Los retratos sobre el año 2011 abundaron en adjetivos y emocionalidad evaluativa. No faltó el relato apasionado que leyó en aquella movilización una especie de mayo chileno que ponía la lápida a los contratos simbólicos de la transición. Lo cierto es que tuvo lugar una coalición de reformas acotadas, parcialmente ambiciosas, con el nombre y marca de «Nueva Mayoría» (2014). De ahí en más Bachelet comenzó a instalar una nueva burocracia generacional (Peñailillo, Arenas, G-90), empresa que tuvo un desenlace fatídico, sin contar las esquirlas del escándalo Caval.
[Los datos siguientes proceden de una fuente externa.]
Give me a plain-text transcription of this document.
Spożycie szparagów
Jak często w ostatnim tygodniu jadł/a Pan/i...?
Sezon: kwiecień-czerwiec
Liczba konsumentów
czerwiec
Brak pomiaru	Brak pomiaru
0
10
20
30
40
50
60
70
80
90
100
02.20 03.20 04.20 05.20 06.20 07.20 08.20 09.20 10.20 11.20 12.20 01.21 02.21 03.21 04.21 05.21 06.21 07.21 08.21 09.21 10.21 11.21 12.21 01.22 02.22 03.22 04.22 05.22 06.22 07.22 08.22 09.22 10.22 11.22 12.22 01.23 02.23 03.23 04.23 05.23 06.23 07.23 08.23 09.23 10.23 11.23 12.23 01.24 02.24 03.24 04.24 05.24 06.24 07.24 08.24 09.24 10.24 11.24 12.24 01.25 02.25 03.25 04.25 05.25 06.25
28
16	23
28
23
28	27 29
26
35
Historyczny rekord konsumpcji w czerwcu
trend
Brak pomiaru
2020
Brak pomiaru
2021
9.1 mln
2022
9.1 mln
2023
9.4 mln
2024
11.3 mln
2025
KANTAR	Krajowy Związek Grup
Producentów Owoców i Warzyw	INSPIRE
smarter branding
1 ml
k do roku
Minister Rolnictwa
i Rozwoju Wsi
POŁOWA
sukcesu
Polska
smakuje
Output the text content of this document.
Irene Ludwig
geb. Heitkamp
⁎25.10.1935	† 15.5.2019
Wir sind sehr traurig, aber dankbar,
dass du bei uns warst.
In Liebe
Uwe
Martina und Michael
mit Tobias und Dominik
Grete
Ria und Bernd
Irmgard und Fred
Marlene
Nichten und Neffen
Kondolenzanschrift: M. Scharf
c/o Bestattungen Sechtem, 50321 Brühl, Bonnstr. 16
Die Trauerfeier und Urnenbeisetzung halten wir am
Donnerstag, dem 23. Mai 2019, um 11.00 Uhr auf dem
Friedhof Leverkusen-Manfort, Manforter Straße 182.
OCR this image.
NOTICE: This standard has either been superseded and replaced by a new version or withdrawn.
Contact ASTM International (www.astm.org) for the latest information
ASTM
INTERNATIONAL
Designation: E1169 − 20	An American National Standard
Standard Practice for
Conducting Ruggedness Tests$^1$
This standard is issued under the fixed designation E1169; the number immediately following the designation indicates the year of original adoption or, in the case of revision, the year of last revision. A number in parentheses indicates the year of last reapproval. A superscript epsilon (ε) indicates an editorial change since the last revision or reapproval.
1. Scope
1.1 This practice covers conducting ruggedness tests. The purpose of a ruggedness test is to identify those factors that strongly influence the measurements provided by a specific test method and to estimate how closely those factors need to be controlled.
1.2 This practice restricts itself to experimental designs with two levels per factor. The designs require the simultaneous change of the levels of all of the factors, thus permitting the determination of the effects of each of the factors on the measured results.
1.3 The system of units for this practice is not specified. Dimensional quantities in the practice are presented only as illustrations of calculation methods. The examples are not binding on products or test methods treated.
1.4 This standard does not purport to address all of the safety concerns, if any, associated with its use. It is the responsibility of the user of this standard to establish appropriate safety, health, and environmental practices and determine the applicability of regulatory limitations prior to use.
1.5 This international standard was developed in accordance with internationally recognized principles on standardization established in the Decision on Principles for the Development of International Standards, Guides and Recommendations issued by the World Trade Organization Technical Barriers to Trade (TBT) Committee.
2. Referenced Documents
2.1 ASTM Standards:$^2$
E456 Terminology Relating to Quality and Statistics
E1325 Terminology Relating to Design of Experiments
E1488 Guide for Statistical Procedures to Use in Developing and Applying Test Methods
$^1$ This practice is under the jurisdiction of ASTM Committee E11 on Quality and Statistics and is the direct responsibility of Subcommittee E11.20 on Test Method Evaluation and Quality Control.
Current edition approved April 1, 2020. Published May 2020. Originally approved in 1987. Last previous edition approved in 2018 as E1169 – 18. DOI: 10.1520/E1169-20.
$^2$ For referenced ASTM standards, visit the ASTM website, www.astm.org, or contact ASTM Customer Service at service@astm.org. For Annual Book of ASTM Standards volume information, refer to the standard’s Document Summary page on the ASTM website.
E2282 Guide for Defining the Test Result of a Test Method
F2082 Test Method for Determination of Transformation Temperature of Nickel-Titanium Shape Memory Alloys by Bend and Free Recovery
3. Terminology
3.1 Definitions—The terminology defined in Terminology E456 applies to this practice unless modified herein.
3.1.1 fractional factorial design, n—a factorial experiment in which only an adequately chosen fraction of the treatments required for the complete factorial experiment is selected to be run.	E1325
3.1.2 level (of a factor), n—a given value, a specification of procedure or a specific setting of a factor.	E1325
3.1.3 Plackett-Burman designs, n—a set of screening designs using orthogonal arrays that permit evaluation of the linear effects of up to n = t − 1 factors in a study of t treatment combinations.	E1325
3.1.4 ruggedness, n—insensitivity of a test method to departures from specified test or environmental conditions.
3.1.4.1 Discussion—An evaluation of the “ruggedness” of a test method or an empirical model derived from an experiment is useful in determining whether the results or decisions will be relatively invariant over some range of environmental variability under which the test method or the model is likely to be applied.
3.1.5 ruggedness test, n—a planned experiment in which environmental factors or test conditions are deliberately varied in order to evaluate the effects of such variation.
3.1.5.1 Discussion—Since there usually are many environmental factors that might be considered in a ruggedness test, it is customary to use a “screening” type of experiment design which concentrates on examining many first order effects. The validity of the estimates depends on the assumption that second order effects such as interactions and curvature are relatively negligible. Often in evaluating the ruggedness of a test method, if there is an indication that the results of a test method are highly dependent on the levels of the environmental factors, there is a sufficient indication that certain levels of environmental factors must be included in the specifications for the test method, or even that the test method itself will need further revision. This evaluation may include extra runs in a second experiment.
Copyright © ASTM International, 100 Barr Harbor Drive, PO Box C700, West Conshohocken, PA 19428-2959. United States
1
Tras este escenario, el partido de la hoz y el martillo hizo una «ofrenda patrimonial» que permitió aggiornar –oxigenar– el desgaste representacional de la política institucional de la Concertación. Sin embargo, la entrada del «Partido» a la actual coalición comprometía la donación de una comunidad de símbolos, imaginarios populares, redes de base, cultura alternativa, iconos barriales, panfletos y consignas, federaciones, gremios, colegio de profesores, sindicatos y tradiciones obreras a una coalición –Nueva Mayoría– que le arrebató a la política la promesa igualitaria y refrendó la intrascendencia de la misma por la vía de las reformas.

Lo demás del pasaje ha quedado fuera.